Please note that the information provided in this guide for MDS 3.0 Item set  was originally based on the CMS's RAI Version 3.0 Manual, October 2023 edition. Every effort will be made to update it to the most current version. The MDS 3.0 Manual is typically updated every October. If there are no changes to the Item Set, there will be no changes to this guide. This guidance is intended to assist healthcare professionals, particularly new nurses or MDS coordinators, in understanding and applying the correct coding procedures for this specific item within MDS 3.0. 

The guide is not a substitute for professional judgment or the facility’s policies.
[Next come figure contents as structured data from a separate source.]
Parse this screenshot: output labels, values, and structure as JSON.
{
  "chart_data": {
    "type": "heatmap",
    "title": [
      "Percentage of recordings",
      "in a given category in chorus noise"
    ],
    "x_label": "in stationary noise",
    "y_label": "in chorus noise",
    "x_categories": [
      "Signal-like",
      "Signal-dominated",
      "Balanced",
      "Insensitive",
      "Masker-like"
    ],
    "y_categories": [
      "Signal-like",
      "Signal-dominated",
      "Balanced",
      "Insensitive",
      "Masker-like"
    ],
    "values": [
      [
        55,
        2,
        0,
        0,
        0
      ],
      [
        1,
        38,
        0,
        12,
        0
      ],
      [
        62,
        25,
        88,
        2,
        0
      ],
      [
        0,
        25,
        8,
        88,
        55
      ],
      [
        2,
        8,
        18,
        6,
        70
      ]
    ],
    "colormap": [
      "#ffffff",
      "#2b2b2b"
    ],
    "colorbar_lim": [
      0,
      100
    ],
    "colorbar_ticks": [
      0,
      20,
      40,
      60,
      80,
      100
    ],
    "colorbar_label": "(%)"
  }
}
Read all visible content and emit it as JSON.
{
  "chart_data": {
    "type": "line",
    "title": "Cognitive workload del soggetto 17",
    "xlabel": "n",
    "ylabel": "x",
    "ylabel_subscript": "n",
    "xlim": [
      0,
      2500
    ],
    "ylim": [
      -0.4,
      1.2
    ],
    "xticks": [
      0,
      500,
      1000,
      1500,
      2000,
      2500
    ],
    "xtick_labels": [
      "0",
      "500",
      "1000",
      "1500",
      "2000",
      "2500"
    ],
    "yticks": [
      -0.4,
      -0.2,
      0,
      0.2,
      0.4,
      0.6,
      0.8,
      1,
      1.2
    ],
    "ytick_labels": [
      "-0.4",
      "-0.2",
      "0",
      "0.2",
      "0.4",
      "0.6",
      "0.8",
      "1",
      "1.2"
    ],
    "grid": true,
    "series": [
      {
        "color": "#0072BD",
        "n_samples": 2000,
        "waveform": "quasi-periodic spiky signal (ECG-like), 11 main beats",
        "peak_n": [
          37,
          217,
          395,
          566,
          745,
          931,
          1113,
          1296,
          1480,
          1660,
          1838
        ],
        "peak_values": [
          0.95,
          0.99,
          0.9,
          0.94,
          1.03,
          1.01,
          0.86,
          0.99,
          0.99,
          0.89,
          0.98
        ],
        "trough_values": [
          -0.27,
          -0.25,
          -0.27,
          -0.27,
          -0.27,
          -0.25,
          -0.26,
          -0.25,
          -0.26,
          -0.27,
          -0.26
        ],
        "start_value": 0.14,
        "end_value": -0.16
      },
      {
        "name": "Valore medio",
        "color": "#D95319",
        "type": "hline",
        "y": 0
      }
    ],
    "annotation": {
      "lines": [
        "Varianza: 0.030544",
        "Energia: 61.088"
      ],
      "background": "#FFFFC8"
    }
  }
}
It is crucial to stay updated with any changes or updates in the MDS 3.0 manual or relevant CMS regulations. The guide does not cover all potential scenarios and should not be used as a sole resource for MDS 3.0 coding. 

Additionally, this guide refrains from handling personal patient data and does not provide medical or legal advice. Users are responsible for ensuring compliance with all applicable laws and regulations in their respective practices.